The capacity to experience these emotions is hard-wired
into the human nervous system. If someone steps on your
toe, you feel pain. If someone steps on your psychological
toes-for example, by being rude-you feel anger. If you
don't experience these emotions, it's because you are
spending psychic energy to keep them out of awareness.
This psychic energy could be better spent on other things.
Emotions in themselves
are absolutely value-free. They are reflexes, like salivating
when hungry or withdrawing your hand from a hot iron.
But how we express emotions carries important social and
individual values. We have the ability to control how
we express emotions, but we get in trouble if we try to
control how we experience them. If a man gets angry and
beats his wife, that is both condemned socially and destructive
psychologically.
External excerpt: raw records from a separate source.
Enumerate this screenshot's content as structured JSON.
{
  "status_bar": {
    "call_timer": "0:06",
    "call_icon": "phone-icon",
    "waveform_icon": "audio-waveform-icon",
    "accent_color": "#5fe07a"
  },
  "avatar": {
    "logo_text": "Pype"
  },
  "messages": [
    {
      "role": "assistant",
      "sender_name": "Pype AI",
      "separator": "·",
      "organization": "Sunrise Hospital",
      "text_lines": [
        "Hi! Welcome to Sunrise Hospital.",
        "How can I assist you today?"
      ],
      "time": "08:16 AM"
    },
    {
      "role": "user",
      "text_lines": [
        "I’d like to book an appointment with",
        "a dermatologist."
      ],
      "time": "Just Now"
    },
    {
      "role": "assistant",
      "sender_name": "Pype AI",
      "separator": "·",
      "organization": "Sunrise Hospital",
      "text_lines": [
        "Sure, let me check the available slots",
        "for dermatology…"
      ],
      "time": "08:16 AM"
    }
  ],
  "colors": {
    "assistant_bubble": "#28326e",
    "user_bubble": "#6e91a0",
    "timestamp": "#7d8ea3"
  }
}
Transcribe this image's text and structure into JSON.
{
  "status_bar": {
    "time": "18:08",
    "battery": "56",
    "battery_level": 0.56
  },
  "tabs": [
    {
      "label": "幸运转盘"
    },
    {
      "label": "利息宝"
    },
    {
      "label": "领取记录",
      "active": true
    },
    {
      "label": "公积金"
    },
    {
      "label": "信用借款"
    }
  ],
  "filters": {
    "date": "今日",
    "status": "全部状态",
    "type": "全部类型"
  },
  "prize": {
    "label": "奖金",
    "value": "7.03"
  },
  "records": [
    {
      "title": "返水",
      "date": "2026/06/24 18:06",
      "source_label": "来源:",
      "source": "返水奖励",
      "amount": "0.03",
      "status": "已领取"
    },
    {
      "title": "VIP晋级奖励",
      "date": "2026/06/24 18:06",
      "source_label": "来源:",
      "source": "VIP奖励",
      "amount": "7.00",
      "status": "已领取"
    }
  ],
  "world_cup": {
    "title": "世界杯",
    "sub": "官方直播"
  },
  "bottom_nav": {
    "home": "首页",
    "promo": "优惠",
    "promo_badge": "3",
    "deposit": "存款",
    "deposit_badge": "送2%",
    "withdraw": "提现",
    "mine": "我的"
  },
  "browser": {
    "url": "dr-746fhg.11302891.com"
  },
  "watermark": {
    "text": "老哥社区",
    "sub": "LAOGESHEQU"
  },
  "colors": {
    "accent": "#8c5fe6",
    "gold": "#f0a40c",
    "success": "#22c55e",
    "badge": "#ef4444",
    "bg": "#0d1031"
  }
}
But if he tells her why he's angry and
then tries to work things out, or if he blows off steam
by exercise, or throws himself into his work those activities
are both socially approved and psychologically productive.
The point is that although we have control over how we
express emotions, we've been taught that we shouldn't
even feel some feelings-an almost impossible task.
It takes a great deal
of practice for the depressed person to learn how not
to experience emotions, but we get very good at it. Women
get especially good at not feeling anger and men get good
at not feeling sadness. All of us stop experiencing much
joy or happiness. It seems as if when you lose the ability
to feel painful feelings you also lose the ability to
feel positive ones. We go through life numbed.